A Saint Etienne, à vos débuts, Jean Fernandez ne vous fait pas confiance sous prétexte d’être à la recherche de joueurs d’expérience. Qu’est-ce que vous vous êtes dit sur le coup ?
J’avais 18 ans, il décide de me laisser partir après une saison avec les moins de 18 nationaux. Où on a été en finale de la Gambardella contre le grand Auxerre du temps, avec les Djibril Cissé, Philippe Mexès... Il décide de ne pas me garder. Je pense que c’était pour des raisons techniques. Cela n’avait rien à voir avec le côté physique puisqu’il m’a fait jouer toute l’année avec les U18. Robert Nouzaret qui était dans l’équipe première m’avait pourtant fait monter avec les pro pour m’entraîner. Et, encore une fois, c’est sur le côté physique que j’ai impressionné tout le monde. Jean Fernandez pensait peut être que je n’étais pas prêt techniquement. Mais si j’avais un bagage de retard sur les autres joueurs. Je suis en fait rentré en Centre de formation à 16 ans et demi. Donc, il ne pouvait pas s’attendre à ce que je sois au même niveau technique que les joueurs qui étaient là depuis l’âge de 12 ans. Physiquement, j’étais déjà prêt. Après, ça m’a fait mal en tant qu’enfant. C’est comme aujourd’hui quand je dis aux gamins que certains ne sont pas dans le groupe de demain (au premier jour des tests, au stade Bougouma Seck de Mbao). Il y a plein de joueurs qui étaient déçus. A l’époque, je me suis remis en question, tout changé et travaillé encore plus dur. J’ai réussi à remonter la barre pour en arriver là. Aujourd’hui, cela ne veut pas dire que ceux qui sont pris vont réussir. A preuve, je faisais partie de ceux qui étaient déçus et maintenant je suis pratiquement l’un des seuls qui ai fait une carrière extraordinaire. Dans le sens où tout le monde rêve de la carrière que j’ai eue. Parmi les défenseurs qu’il a gardés, je suis le seul à percer. Pourtant, 5-6 ans après, le même coach (Jean Fernandez) qui m’avait laissé partir, alors que j’étais avec l’équipe nationale, à Dakar, en train de m’entrainer, me fait un coucou, me sourit. A la fin, je suis allé le voir. Par respect, pour lui dire bonjour parce que je n’étais pas fâché. C’est le football. Là, il me dit : ‘’Franchement, c’est le genre de caractère que j’aurai aimé que plein de mes joueurs aient’’.

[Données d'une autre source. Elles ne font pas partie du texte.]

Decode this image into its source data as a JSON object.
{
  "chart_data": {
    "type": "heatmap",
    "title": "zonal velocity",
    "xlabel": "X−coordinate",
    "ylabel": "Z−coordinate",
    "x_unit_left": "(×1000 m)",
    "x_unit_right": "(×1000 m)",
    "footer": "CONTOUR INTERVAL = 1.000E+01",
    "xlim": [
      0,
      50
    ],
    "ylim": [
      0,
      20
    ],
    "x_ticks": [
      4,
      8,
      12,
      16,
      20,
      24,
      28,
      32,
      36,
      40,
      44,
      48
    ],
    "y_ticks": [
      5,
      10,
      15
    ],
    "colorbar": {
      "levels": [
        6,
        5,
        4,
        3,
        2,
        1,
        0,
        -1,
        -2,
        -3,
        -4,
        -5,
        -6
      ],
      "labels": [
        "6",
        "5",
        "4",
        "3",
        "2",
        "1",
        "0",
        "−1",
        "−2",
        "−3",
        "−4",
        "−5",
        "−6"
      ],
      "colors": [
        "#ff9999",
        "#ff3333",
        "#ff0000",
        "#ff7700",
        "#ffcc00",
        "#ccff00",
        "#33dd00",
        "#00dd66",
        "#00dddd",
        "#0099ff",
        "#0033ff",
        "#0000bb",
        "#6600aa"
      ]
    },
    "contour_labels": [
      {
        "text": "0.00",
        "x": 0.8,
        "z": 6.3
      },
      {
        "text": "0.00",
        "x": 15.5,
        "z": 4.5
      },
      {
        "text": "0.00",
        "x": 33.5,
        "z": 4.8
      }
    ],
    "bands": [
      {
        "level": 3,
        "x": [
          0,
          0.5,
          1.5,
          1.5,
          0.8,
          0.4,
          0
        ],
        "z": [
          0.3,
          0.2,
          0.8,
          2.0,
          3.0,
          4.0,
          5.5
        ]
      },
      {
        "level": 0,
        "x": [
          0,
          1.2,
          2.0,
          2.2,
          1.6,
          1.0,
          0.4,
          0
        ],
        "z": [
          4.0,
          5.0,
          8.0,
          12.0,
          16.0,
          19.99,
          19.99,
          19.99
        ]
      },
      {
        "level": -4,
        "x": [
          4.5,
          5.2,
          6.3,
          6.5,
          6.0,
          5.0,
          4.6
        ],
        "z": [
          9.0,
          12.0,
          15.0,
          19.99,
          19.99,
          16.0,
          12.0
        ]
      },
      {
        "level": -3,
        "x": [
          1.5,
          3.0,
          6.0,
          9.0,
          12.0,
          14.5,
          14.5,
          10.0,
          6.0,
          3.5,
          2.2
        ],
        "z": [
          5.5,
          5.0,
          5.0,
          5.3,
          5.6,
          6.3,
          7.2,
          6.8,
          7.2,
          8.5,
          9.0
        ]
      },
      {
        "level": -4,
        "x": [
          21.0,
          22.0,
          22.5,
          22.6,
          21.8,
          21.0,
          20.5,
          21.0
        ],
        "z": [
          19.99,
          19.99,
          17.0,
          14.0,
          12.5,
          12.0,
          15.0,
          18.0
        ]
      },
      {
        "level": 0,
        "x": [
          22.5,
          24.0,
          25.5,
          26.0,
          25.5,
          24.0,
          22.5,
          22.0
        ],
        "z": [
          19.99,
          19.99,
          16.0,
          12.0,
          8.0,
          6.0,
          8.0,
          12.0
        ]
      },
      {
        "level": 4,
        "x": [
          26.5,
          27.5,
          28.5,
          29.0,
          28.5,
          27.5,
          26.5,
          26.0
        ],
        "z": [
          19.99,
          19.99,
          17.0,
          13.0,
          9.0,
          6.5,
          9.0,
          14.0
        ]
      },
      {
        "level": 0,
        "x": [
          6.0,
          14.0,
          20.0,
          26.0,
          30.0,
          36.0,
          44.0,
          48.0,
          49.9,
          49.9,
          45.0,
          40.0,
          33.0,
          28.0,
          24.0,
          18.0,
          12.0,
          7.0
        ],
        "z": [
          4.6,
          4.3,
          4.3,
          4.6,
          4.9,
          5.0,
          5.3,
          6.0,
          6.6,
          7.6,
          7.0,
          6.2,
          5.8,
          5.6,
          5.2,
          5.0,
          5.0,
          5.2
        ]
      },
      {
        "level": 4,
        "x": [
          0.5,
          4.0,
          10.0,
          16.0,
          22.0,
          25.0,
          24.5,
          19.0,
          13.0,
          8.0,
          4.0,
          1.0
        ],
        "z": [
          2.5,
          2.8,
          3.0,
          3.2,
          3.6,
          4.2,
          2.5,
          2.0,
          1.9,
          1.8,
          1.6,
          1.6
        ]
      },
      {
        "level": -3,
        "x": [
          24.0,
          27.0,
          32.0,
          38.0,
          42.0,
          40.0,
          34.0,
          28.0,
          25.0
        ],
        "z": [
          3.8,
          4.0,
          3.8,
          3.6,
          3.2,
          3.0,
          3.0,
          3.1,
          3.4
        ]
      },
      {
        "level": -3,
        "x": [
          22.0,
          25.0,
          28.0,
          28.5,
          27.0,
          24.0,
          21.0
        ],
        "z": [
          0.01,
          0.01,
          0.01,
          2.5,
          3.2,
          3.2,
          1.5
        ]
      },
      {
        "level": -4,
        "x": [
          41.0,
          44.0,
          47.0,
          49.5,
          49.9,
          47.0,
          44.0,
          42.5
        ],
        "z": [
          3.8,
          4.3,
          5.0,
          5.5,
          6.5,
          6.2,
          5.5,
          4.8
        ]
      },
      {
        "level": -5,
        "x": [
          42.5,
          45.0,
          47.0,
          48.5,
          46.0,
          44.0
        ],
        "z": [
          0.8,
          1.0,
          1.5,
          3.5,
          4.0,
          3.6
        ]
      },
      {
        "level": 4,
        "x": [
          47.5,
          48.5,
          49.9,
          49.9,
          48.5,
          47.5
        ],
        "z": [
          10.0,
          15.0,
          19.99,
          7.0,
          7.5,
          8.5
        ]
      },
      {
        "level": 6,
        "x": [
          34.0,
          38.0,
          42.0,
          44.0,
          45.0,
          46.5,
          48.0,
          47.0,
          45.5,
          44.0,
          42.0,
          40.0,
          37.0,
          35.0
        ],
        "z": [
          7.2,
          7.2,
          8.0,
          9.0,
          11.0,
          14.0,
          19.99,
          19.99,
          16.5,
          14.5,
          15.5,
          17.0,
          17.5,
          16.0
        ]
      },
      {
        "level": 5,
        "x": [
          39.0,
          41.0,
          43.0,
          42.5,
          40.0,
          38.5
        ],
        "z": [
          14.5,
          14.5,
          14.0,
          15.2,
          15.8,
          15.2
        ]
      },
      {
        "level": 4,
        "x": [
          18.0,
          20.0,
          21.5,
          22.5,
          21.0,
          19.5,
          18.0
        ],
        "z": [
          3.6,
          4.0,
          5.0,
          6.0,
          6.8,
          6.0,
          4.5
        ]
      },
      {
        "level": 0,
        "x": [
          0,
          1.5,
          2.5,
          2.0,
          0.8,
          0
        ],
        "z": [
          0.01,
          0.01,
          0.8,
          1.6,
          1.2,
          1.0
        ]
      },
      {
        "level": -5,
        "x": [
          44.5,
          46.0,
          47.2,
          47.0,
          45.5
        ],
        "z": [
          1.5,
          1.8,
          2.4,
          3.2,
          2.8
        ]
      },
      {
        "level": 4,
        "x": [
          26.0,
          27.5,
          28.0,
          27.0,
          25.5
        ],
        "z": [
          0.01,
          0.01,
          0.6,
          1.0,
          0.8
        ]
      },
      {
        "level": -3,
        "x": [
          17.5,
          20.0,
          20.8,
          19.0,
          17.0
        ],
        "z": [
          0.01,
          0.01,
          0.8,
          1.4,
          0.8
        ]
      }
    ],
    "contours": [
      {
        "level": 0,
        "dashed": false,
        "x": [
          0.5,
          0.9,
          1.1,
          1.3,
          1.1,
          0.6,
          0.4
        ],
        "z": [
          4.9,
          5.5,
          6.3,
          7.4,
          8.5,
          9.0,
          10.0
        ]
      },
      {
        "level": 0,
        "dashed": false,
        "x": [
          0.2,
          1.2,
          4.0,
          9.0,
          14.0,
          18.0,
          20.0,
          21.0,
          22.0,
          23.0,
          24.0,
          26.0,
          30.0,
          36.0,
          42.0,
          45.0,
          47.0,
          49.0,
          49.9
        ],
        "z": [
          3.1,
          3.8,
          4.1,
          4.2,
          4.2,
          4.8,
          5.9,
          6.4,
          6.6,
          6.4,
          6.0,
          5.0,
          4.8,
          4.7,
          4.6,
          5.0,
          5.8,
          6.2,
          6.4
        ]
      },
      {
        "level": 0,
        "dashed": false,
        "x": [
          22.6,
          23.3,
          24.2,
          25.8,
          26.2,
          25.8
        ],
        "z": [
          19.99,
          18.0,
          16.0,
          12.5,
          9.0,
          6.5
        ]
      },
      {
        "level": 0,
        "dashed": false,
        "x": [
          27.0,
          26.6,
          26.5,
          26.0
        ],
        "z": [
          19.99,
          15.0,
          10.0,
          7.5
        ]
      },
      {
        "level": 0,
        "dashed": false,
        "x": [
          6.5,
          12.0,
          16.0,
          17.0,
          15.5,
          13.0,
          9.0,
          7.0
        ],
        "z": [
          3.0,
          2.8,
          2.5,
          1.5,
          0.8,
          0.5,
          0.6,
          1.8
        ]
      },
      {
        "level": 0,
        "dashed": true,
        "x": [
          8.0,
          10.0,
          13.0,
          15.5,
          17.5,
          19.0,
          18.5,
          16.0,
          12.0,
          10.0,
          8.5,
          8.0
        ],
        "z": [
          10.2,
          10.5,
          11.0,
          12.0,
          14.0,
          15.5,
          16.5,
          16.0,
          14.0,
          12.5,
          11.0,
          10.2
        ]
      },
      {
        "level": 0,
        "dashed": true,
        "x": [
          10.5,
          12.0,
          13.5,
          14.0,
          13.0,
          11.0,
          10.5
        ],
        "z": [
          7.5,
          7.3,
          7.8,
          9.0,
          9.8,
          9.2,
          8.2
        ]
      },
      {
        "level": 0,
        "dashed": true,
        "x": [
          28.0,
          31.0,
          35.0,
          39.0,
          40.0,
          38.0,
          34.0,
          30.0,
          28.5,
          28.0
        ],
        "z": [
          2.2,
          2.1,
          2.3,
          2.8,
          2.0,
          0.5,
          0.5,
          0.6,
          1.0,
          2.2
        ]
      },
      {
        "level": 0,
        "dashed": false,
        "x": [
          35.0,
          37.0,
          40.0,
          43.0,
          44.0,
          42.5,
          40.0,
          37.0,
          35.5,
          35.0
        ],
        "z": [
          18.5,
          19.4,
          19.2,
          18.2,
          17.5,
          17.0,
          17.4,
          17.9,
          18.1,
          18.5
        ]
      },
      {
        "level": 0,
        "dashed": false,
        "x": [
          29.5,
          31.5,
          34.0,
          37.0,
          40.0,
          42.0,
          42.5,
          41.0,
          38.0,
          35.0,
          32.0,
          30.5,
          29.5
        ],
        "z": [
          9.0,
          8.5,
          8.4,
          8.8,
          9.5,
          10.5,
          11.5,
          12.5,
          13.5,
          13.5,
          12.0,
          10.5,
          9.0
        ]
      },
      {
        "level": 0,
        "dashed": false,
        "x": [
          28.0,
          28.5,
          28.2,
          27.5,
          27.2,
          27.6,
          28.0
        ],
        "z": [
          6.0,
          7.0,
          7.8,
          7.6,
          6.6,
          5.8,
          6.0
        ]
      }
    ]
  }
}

Quel le message adresser aux jeunes d’Ibrahima Sonko Academy ?
Premièrement, de ne jamais arrêter de travailler. Deuxièmement, ne jamais baisser les bras. Troisièmement, chercher toujours à progresser. Enfin, augmenter le volume de travail. C’est très important. Il faut se mettre à la page des joueurs qui sont déjà là-bas pour être aussi forts techniquement, tactiquement et athlétiquement.